7 de julho de 2003
O elogio do cochilo

Fui almoçar na casa de minha mãe no sábado. Cheguei de repente, mas mãe é mãe e rolou filé com purê de batatas feito no carinho do improviso enquanto eu lia o jornal e trocava uma idéia com ela. Comi como gosto: devagar e lendo. Sou do tipo que lê bula de remédio na mesa - ou o que estiver à mão. Ou melhor, lia: não enxergo mais as letrinhas miúdas sem óculos. De fato, o único aspecto lamentável do passar dos anos. Ou, ao menos para mim, o mais "visível". É um saco. O leitor já deve ter reparado que também sou um leitor no sentido amplo do termo. Leio tudo: nuvens, pedras, água, estrelas,textos, fisionomias, livros, jornais, bulas de remédio, e-mails, notas, matérias - e tudo que leio interpreto, corrijo, acrescento, discordo, nego, comento, elogio - em novas palavras que se oferecem aos olhos de todos e aos meus - num ciclo que eu diria mesmo incessante.

O mundo, enfim, aos meus olhos, parece todo escrito. Um livro sempre aberto se oferecendo à leitura.

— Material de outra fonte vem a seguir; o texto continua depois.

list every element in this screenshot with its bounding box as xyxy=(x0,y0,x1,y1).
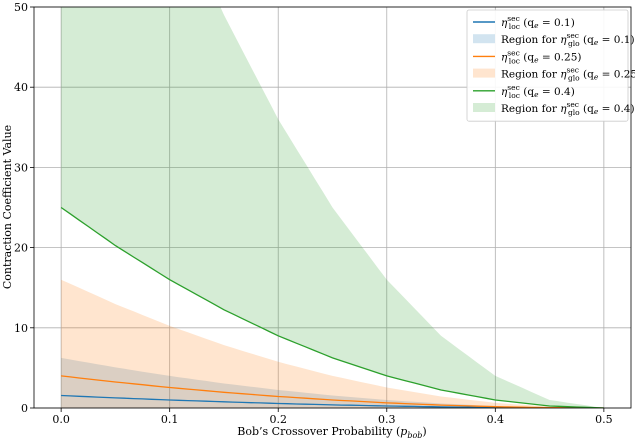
region-area xyxy=(61,357,604,408)
regions xyxy=(61,7,604,408)
y-tick-label: 40 xyxy=(14,81,28,94)
ticks: 0.0 0.1 0.2 0.3 0.4 0.5 0 10 20 30 40 50 xyxy=(14,1,613,426)
region-area xyxy=(61,7,604,408)
series-line xyxy=(61,375,604,408)
x-axis-label: Bob’s Crossover Probability (pbob) xyxy=(237,425,426,439)
legend-entry-label: Region for ηsec glo (qe = 0.1) xyxy=(501,31,635,48)
legend-entry-label: ηsec loc (qe = 0.4) xyxy=(501,83,575,100)
legend-entry-label: ηsec loc (qe = 0.25) xyxy=(501,48,581,65)
legend-box xyxy=(466,9,629,122)
y-tick-label: 50 xyxy=(14,1,28,14)
x-tick-label: 0.2 xyxy=(269,413,287,426)
legend-patch-swatch xyxy=(473,103,495,112)
y-axis-label: Contraction Coefficient Value xyxy=(1,125,14,289)
region-area xyxy=(61,279,604,408)
legend-patch-swatch xyxy=(473,34,495,44)
legend-entry-label: ηsec loc (qe = 0.1) xyxy=(501,14,575,31)
y-tick-label: 30 xyxy=(14,161,28,174)
x-tick-label: 0.5 xyxy=(595,413,613,426)
legend-entry-label: Region for ηsec glo (qe = 0.4) xyxy=(501,100,635,117)
plot-frame xyxy=(33,6,632,409)
x-tick-label: 0.0 xyxy=(52,413,70,426)
x-tick-label: 0.3 xyxy=(378,413,396,426)
y-tick-label: 10 xyxy=(14,322,28,335)
y-tick-label: 0 xyxy=(21,402,28,415)
y-tick-label: 20 xyxy=(14,242,28,255)
legend: ηsec loc (qe = 0.1)Region for ηsec glo (qe… xyxy=(466,9,635,122)
legend-patch-swatch xyxy=(473,68,495,78)
series-line xyxy=(60,206,604,408)
x-tick-label: 0.1 xyxy=(161,413,179,426)
x-tick-label: 0.4 xyxy=(487,413,505,426)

E ainda que beleza seja "questão de gosto", o "fato estético", a eleição de algum Belo que seja, sempre há onde houver gente.

Então essa limitação do alcance da vista (eu que sempre tive, e admiro quem tem, "olhos de lince"), essa limitação de ler letras miúdas me incomoda muito. È como se me roubassem as entrelinhas ou eu tivesse de usar a máscara dos óculos para lê-las.

Mas jornal em corpo 11 ainda agüento ler na boa. Fui comendo e lendo. Passeando os olhos pelas matérias - selecionando o que ler, depois, no café. Foi nesse momento, depois do café, lendo mais em profundidade o jornal, que me bateu o sono. Há na casa de minha mãe um sofá de três lugares e molas inglesas que é um convite ao sono. Para ser preciso: à soneca. Aquela que você tira de barriga virada pra cima, as pernas esticadas, os dedos cruzados sobre o ventre - e que certamente levou Machado a dizer que dormir era uma forma interina de morrer. Essas sonecas são mesmo apagamentos fulminantes, que duram às vezes meia hora mas passam como se fossem horas, e você acorda inteiro, novo, descansado.

Já tirei sonecas em igrejas, ônibus, trens, parques, no trabalho. Os espanhóis cultivam a sesta. O brasileiro deveria cultivar o hábito da soneca anárquica, fora de hora, como uma religião, uma derivação do tal jeitinho carioca.

Nesse sofá então, gerações de Antonio Caetano morreram interinamente depois do almoço. Não havia como resistir. Deitei. Minha mãe me trouxe travesseiro e coberta (mãe é mãe). Dormi. Um vizinho estava escutando Chico Buarque. Na casa dele até devia estar alto, mas na minha o som chegava na medida certa. Ficamos os dois satisfeitos. Chico foi me embalando o sonho. Não sei quanto tempo dormi, mas lembro muito bem que dormi com "Meu Guri" e acordei com "Cálice". Entre uma outra, guardei fragmentos de diversas músicas, e pessoas muito, muito amigas, iam passando aos meus olhos, dessas pessoas que atravessam com você da adolescência à vida adulta, os teus íntimos. E cada música era um, e cada um eram vários. Fora as paisagens, os lugares. Tudo misturado, como quem passasse sem pressa um álbum de retratos. Só que dormindo. Ou melhor, cochilando. A mente só passeando pela memória, sem a dramaticidade dos sonhos que só se tem dormindo.

Acordei novo, feliz de rever amigos e amores, meu álbum particular de retratos e trilhas sonoras. Fragmentos do meu filme. Acordei novo, feliz e certo de que é preciso institucionalizar a soneca. O cochilo. Eu, pelo menos, troco meus quinze minutos de fama internacional por quinze minutos diários de discreta soneca. Cochilar é um direito inalienável. Já a fama deve ser a abolição do sossego.